When Ford unveiled its Model T, the first car to be mass-produced, the world that we lived in changed forever. A century later, self-driving or autonomous cars are all set to do the same. Waymo, Alphabet’s subsidiary, is ahead in the business of driverless cars and is expected to commercially launch its driverless fleet service sometime this year. SoftBank has invested $2.25 billion from its Vision Fund for a 20% stake in GM’s autonomous driving arm, GM Cruise Holdings, which is preparing for a commercial launch in 2019. Connected cars will communicate with one another to avoid accidents and traffic jams, and riders will be able to spend commuting time focusing on work and other tasks. They will also play a huge role in driving up the revenue of ride hailing business, which is expected to grow from $5 billion now to $285 billion by 2030 as their driverless fleet increases. While autonomous cars are still some time away in India, it offers Indian start-ups opportunities to come up with applications that improve the overall safety of autonomous cars or assisted driving. Take the case of Netradyne, which provides vision-based analytics through its device – Driveri – for fleet management, automotive, security and surveillance industries. From tailgating and lane detection to speed and time to collision, the device tracks, records and analyses a whole lot of data. The device also alerts the drivers in real-time. With most of clients in the US, the company is looking at working with OEMs and fleet owners in the domestic market.

Automated future

A lot of advancement in AI is on account of the huge amount of data generated by connected devices, made possible by the internet of things (IoT). As the number of connected devices and industrial machines increase, the global IoT market is expected to exceed $1.29 trillion by 2020, while the Indian IoT market is poised to touch $15 billion during the same period.
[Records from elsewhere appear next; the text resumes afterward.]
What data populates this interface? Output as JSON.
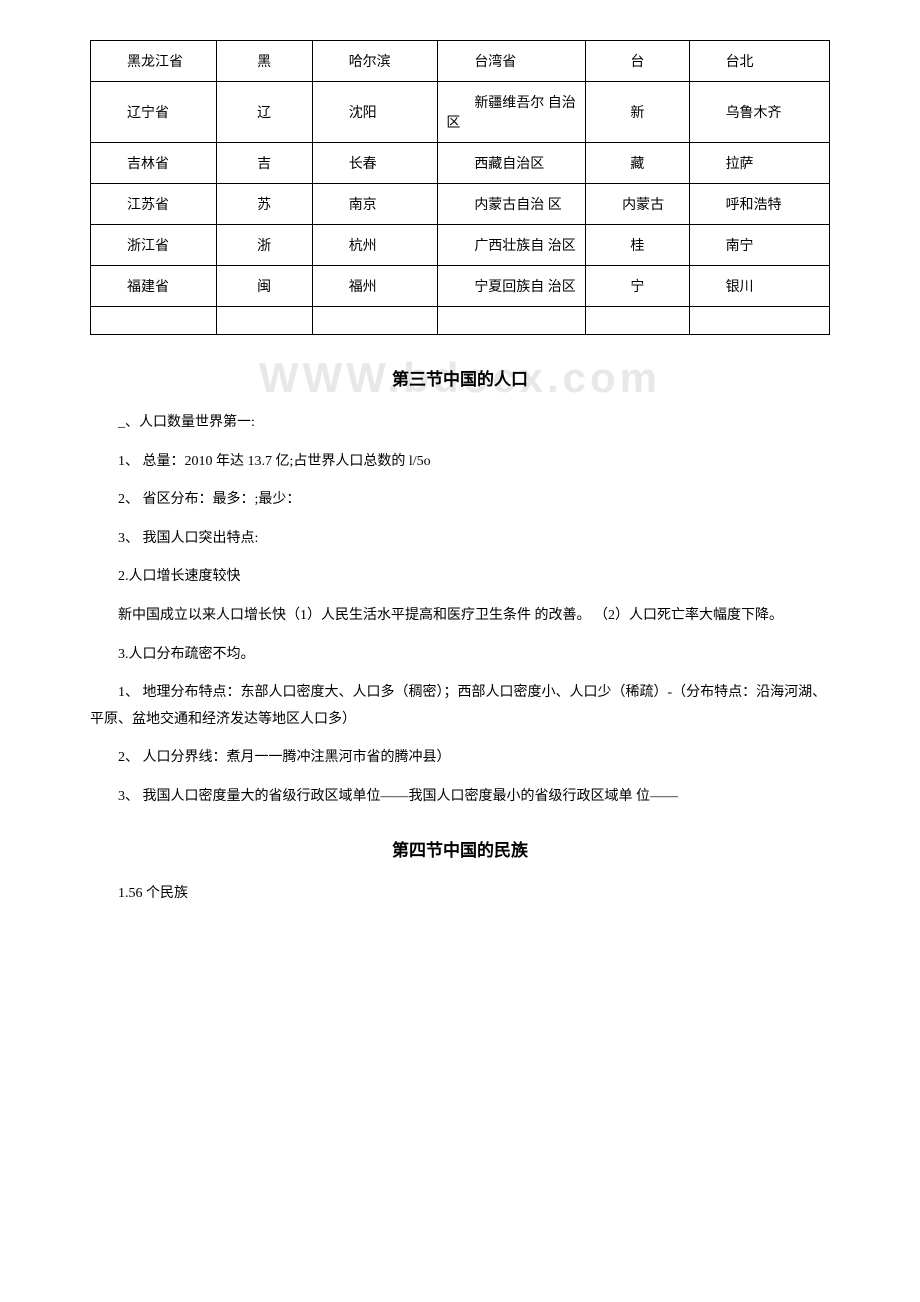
{
  "table": {
    "rows": [
      {
        "c1": "黑龙江省",
        "c2": "黑",
        "c3": "哈尔滨",
        "c4": "台湾省",
        "c5": "台",
        "c6": "台北"
      },
      {
        "c1": "辽宁省",
        "c2": "辽",
        "c3": "沈阳",
        "c4": "新疆维吾尔 自治区",
        "c5": "新",
        "c6": "乌鲁木齐"
      },
      {
        "c1": "吉林省",
        "c2": "吉",
        "c3": "长春",
        "c4": "西藏自治区",
        "c5": "藏",
        "c6": "拉萨"
      },
      {
        "c1": "江苏省",
        "c2": "苏",
        "c3": "南京",
        "c4": "内蒙古自治 区",
        "c5": "内蒙古",
        "c6": "呼和浩特"
      },
      {
        "c1": "浙江省",
        "c2": "浙",
        "c3": "杭州",
        "c4": "广西壮族自 治区",
        "c5": "桂",
        "c6": "南宁"
      },
      {
        "c1": "福建省",
        "c2": "闽",
        "c3": "福州",
        "c4": "宁夏回族自 治区",
        "c5": "宁",
        "c6": "银川"
      }
    ],
    "col_widths": [
      "17%",
      "13%",
      "17%",
      "20%",
      "14%",
      "19%"
    ]
  },
  "section3": {
    "title": "第三节中国的人口",
    "watermark": "WWW.bdocx.com",
    "p1": "_、人口数量世界第一:",
    "p2": "1、 总量：2010 年达 13.7 亿;占世界人口总数的 l/5o",
    "p3": "2、 省区分布：最多：;最少：",
    "p4": "3、 我国人口突出特点:",
    "p5": "2.人口增长速度较快",
    "p6": "新中国成立以来人口增长快（1）人民生活水平提高和医疗卫生条件 的改善。 （2）人口死亡率大幅度下降。",
    "p7": "3.人口分布疏密不均。",
    "p8": "1、 地理分布特点：东部人口密度大、人口多（稠密）；西部人口密度小、人口少（稀疏）-（分布特点：沿海河湖、平原、盆地交通和经济发达等地区人口多）",
    "p9": "2、 人口分界线：煮月一一腾冲注黑河市省的腾冲县）",
    "p10": "3、 我国人口密度量大的省级行政区域单位——我国人口密度最小的省级行政区域单 位——"
  },
  "section4": {
    "title": "第四节中国的民族",
    "p1": "1.56 个民族"
  }
}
The Bengaluru-based Stellapps leverages IoT rather innovatively to improve the supply chain of dairy farms including milk production, procurement, cold chain and farmer payments. Their IoT router and IoT controller collects data through the sensors that are embedded in milking systems, animal wearables and milk chilling systems, which is sent to the cloud and the analytics platform then crunches the data and sends back the analysis to its customers’ mobiles. Zenatix, on the other hand, uses advanced machine learning models to provide significant energy savings for large commercial consumers of electricity. It uses sensors for monitoring energy, temperature, humidity and other parameters, helping retail and BFSI businesses save up to 30% on their energy bills.

Whether IoT, blockchain or the all-pervasive AI, each of these technologies have the ability to help industries such as manufacturing, healthcare and financial services to not only break new barriers but also allow start-ups across the world to redefine the way business is done. The good news is that this is just the beginning and the best is yet to come.